The first comparison between affected and non-affected cells derived from iPSCs was a study published by Ebert et al. in 2009. The researchers reprogrammed fibroblasts from a patient with spinal muscular atrophy (SMA), and differentiated these iPSC into motor neurons, the cells affected in this syndrome. Using this strategy, they observed the low survival level of motor neurons in a patient with this disease when comparing with motor neurons derived from iPSC from a non affected relative (41). Through comparison of normal and pathologic cells, and evaluation of the effects of drug treatment in vitro, iPSC lines generated from patients offer an unprecedented opportunity to recapitulate pathologic mechanisms of disease in vitro, a new technology platform for drug screening and customized therapy for each patient.
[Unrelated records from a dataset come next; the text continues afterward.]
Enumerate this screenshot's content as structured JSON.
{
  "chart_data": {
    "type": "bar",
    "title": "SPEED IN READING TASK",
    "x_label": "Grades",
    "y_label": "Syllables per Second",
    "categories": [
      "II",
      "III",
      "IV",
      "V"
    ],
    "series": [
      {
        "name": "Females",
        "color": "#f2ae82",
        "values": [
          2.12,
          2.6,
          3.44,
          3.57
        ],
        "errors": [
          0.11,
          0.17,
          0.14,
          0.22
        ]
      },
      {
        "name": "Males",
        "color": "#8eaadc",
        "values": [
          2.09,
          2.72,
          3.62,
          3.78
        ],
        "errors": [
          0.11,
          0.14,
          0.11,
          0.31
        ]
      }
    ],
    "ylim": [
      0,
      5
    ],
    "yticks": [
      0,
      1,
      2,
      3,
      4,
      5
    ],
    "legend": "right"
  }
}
In 2009, an important contribution in the application of disease-specific iPSC was published by Raya et al. The group generated disease-corrected, patient-specific cells with potential value for cell therapy applications. They first corrected the genetic defect from Fanconi anemia patients, and then reprogrammed to pluripotency to generate patient-specific iPSC. Reprogrammed cells gave rise to haematopoietic progenitors of the phenotypically normal myeloid and erythroid lineages (42).
Another important contribution of the iPSC technology to modeling of neuronal disease was made by Marchetto et al. in 2010, using Rett syndrome (RTT) as a syndromic autistic prototype (43). Using the iPSC strategy, the authors observed that neurons derived from RTT-iPSCs had fewer synapses, reduced spine density, smaller soma size, altered calcium signaling, and electrophysiological defects when compared to controls. In addition, with this “dish-disease” model, they tested the effects of drugs on rescuing synaptic defects (43).
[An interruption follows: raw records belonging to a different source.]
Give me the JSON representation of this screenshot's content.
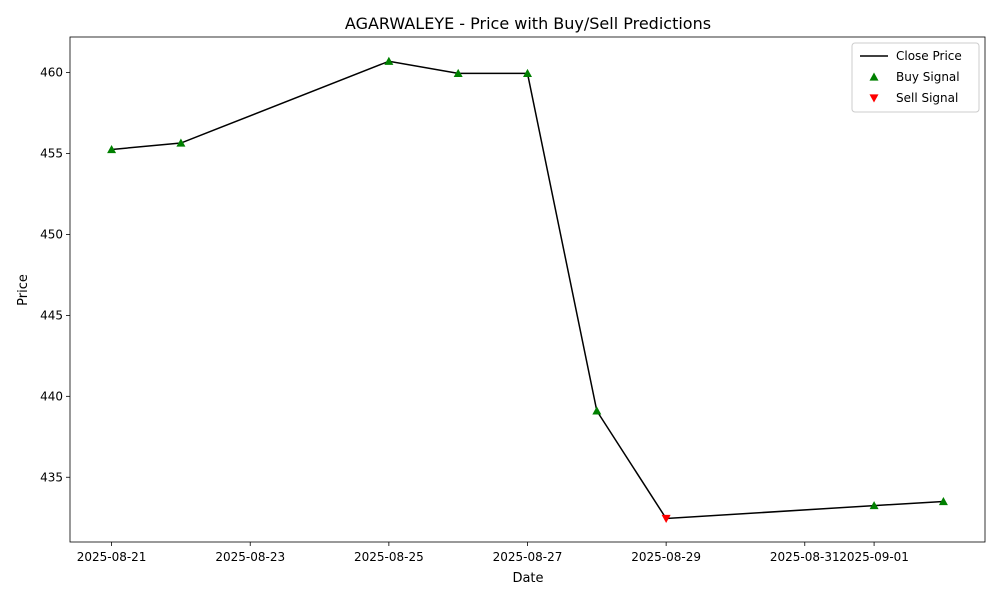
{
  "chart_data": {
    "type": "line",
    "title": "AGARWALEYE - Price with Buy/Sell Predictions",
    "xlabel": "Date",
    "ylabel": "Price",
    "x_tick_labels": [
      "2025-08-21",
      "2025-08-23",
      "2025-08-25",
      "2025-08-27",
      "2025-08-29",
      "2025-08-31",
      "2025-09-01"
    ],
    "x_tick_dates": [
      "2025-08-21",
      "2025-08-23",
      "2025-08-25",
      "2025-08-27",
      "2025-08-29",
      "2025-08-31",
      "2025-09-01"
    ],
    "y_ticks": [
      435,
      440,
      445,
      450,
      455,
      460
    ],
    "xlim": [
      "2025-08-20T09:36",
      "2025-09-02T14:24"
    ],
    "ylim": [
      431.0,
      462.2
    ],
    "grid": false,
    "legend_position": "top-right",
    "series": [
      {
        "name": "Close Price",
        "kind": "line",
        "color": "#000000",
        "x": [
          "2025-08-21",
          "2025-08-22",
          "2025-08-25",
          "2025-08-26",
          "2025-08-27",
          "2025-08-28",
          "2025-08-29",
          "2025-09-01",
          "2025-09-02"
        ],
        "y": [
          455.25,
          455.65,
          460.7,
          459.95,
          459.95,
          439.1,
          432.45,
          433.25,
          433.5
        ]
      },
      {
        "name": "Buy Signal",
        "kind": "marker",
        "marker": "triangle-up",
        "color": "#008000",
        "x": [
          "2025-08-21",
          "2025-08-22",
          "2025-08-25",
          "2025-08-26",
          "2025-08-27",
          "2025-08-28",
          "2025-09-01",
          "2025-09-02"
        ],
        "y": [
          455.25,
          455.65,
          460.7,
          459.95,
          459.95,
          439.1,
          433.25,
          433.5
        ]
      },
      {
        "name": "Sell Signal",
        "kind": "marker",
        "marker": "triangle-down",
        "color": "#ff0000",
        "x": [
          "2025-08-29"
        ],
        "y": [
          432.45
        ]
      }
    ]
  }
}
More recently, Pasca et al. studied neurons derived from iPSC of Timothy syndrome patients (44). Using these neurons, they found defects in action potential firing and [Ca2+]i signaling (45). As a result of calcium imbalance, communication between neurons was defective. These imbalanced cells were producing an excess of an enzyme necessary for the production of the catecholamines norepinephrine and dopamine, which have a key role in sensorial neurons and social behavior. They also showed that roscovitine could block the defective calcium channel resulting in reduction of such an enzyme implicated in cathecholamine production. This effect was observed only in human iPSC-Timothy neurons, and not in transgenic mice expressing a point mutation in an alternatively spliced exon of CACNA1C gene, reflecting intrinsic differences from the genetic background of humans and mice.
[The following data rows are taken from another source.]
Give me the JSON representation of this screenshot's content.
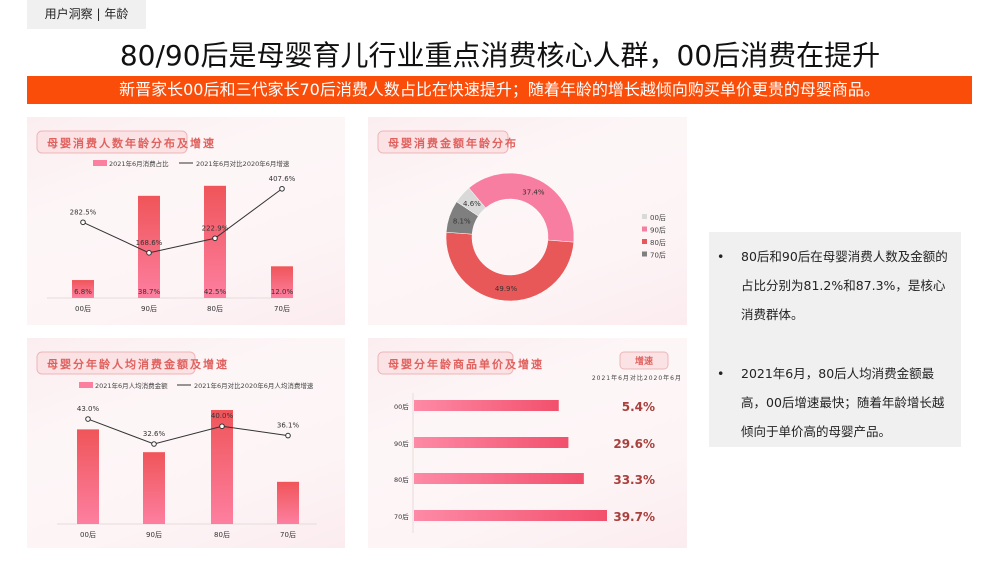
{
  "header": {
    "tag": "用户洞察 | 年龄",
    "title": "80/90后是母婴育儿行业重点消费核心人群，00后消费在提升",
    "banner": "新晋家长00后和三代家长70后消费人数占比在快速提升；随着年龄的增长越倾向购买单价更贵的母婴商品。"
  },
  "colors": {
    "banner": "#fa4d0a",
    "bar_top": "#ef5559",
    "bar_bottom": "#fd7fa0",
    "donut_00": "#d9d9d9",
    "donut_90": "#f77ea0",
    "donut_80": "#e85858",
    "donut_70": "#7f7f7f",
    "growth_text": "#a8413d"
  },
  "chart_data": [
    {
      "type": "bar",
      "title": "母婴消费人数年龄分布及增速",
      "categories": [
        "00后",
        "90后",
        "80后",
        "70后"
      ],
      "series": [
        {
          "name": "2021年6月消费占比",
          "kind": "bar",
          "values": [
            6.8,
            38.7,
            42.5,
            12.0
          ],
          "labels": [
            "6.8%",
            "38.7%",
            "42.5%",
            "12.0%"
          ]
        },
        {
          "name": "2021年6月对比2020年6月增速",
          "kind": "line",
          "values": [
            282.5,
            168.6,
            222.9,
            407.6
          ],
          "labels": [
            "282.5%",
            "168.6%",
            "222.9%",
            "407.6%"
          ]
        }
      ]
    },
    {
      "type": "pie",
      "title": "母婴消费金额年龄分布",
      "donut": true,
      "categories": [
        "00后",
        "90后",
        "80后",
        "70后"
      ],
      "values": [
        4.6,
        37.4,
        49.9,
        8.1
      ],
      "labels": [
        "4.6%",
        "37.4%",
        "49.9%",
        "8.1%"
      ],
      "legend": "right"
    },
    {
      "type": "bar",
      "title": "母婴分年龄人均消费金额及增速",
      "categories": [
        "00后",
        "90后",
        "80后",
        "70后"
      ],
      "series": [
        {
          "name": "2021年6月人均消费金额",
          "kind": "bar",
          "values_relative": [
            83,
            63,
            100,
            37
          ]
        },
        {
          "name": "2021年6月对比2020年6月人均消费增速",
          "kind": "line",
          "values": [
            43.0,
            32.6,
            40.0,
            36.1
          ],
          "labels": [
            "43.0%",
            "32.6%",
            "40.0%",
            "36.1%"
          ]
        }
      ]
    },
    {
      "type": "bar",
      "orientation": "horizontal",
      "title": "母婴分年龄商品单价及增速",
      "categories": [
        "00后",
        "90后",
        "80后",
        "70后"
      ],
      "values_relative": [
        75,
        80,
        88,
        100
      ],
      "growth_header": "增速",
      "growth_subheader": "2021年6月对比2020年6月",
      "growth": [
        "5.4%",
        "29.6%",
        "33.3%",
        "39.7%"
      ]
    }
  ],
  "notes": [
    {
      "bullet": "•",
      "text": "80后和90后在母婴消费人数及金额的占比分别为81.2%和87.3%，是核心消费群体。"
    },
    {
      "bullet": "•",
      "text": "2021年6月，80后人均消费金额最高，00后增速最快；随着年龄增长越倾向于单价高的母婴产品。"
    }
  ]
}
However, some concerns still need to be addressed for the full impact of iPSC on disease modeling. For example, it seems important to correctly choose the best donor cell type to reprogram in order to model specific diseases. Somatic cells can retain a cellular memory even after reprogramming (33), affecting cellular differentiation and dowstream data interpretation. Our group has recently opted to use human dental pulp stem cells as a source for cellular reprogramming (31), since they have the same embrionic origin as cells from the nervous system, and our interest is to ultimatley produce cells from the nervous system in a plate.